New York Magazine Writer Accused of Plagiarism for the Second Time in a Week

 

(Photo Credit: Ross Barkan during a 12/25 appearance on The Honest Broker podcast on YouTube)

New York Magazine columnist Ross Barkan has been accused of “heavily” plagiarizing a report about President Donald Trump’s “covert” operations in Venezuela — just days after he was accused of ripping off a Washington Post report about Ben Shapiro.

Let’s review. NPR Correspondent Bobby Allyn on Friday said he ran Barkan’s work through an AI model to see if he had lifted work from other writers.

Allyn said he was inspired to investigate after Barkan’s “pilfering” of WaPo reporter Drew Harwell’s May 9th report on Shapiro; Harwell called Barkan out on X for his NY Mag story — which ran five days later — having an almost identical first two paragraphs to his story in the Post. Harwell said Barkan had “copied my lede and reporting.”

Barkan did not respond to Harwell publicly calling him out, but NY Magazine added a note to his report saying “This story has been updated to credit reporting from the Washington Post.”

Allyn on Friday said his AI review showed Barkan had stolen from other writers as well.

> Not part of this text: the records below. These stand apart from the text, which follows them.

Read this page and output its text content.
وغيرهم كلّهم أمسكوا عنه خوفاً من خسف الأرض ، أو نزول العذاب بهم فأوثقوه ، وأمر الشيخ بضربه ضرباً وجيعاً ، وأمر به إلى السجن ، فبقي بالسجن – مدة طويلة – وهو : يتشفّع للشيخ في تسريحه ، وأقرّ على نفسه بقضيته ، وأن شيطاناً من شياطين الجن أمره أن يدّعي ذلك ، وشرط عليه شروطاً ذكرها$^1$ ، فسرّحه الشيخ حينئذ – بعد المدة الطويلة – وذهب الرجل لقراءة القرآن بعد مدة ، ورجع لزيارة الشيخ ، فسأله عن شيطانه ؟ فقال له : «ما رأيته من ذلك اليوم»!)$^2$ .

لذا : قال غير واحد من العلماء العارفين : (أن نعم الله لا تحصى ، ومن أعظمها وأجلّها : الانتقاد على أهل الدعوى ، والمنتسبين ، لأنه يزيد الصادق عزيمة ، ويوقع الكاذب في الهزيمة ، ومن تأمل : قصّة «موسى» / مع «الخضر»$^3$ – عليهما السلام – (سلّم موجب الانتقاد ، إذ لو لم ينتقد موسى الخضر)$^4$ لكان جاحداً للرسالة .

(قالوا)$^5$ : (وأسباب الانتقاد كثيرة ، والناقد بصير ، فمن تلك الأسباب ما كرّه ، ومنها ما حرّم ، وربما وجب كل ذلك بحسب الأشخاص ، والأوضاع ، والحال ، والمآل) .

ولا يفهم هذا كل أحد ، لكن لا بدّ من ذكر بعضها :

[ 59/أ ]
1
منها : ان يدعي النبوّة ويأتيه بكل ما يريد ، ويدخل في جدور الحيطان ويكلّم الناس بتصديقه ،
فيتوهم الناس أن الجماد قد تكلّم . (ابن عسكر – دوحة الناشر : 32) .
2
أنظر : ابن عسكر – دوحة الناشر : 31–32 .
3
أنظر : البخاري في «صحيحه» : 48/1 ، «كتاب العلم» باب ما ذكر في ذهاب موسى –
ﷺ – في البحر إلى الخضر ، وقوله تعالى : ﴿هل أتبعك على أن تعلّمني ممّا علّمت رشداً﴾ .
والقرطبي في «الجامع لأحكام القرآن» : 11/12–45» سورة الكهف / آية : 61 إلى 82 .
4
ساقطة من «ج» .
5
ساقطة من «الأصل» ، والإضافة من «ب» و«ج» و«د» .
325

Allyn said Barkan had “lifted several exact phrases” from a 2025 report from The Intercept about TikTok, followed by another example with passages that were “strikingly similar” to a Compact report from last year. He showed side-by-side examples of what Compact reporter Juan David Rojas wrote in his story and what Barkan wrote in NY Mag, including the following example:

NY Magazine: The Trump administration authorized covert operations by the CIA in Venezuela, most likely ruling out continued diplomacy with President Nicolas Maduro.

Compact Trump administration authorized covert operations by the CIA in Venezuela after reportedly ruling out continued diplomacy with President Nicolas Maduro.

Barkan defended himself in a response to Allyn, saying “Juan is credited directly in that column, by name, and linked to. You could actually read the actual column and not rely on an AI-curated excerpt.”

Compact editor Matthew Schmitz responded to that excuse from Barkan by saying it wasn’t good enough.

“So [Ross Barkan] heavily plagiarized a [Juan David Rojas] article in Compact. He claims that this is a-ok because he linked to Juan’s article. No. That isn’t how it works,” Schmitz posted.

Barkan responded to Schmitz by saying he credited Rojas and admired his work. “Trust me, I’ve had many people link back to me and build off work I’ve done. If they cite me, they can do that,” Barkan added. 

Rojas responded by saying Barkan should have actually quoted him instead of using his quotes verbatim, and Schmitz said he had “trouble believing any editor will take the same cavalier view [Barkan] does.”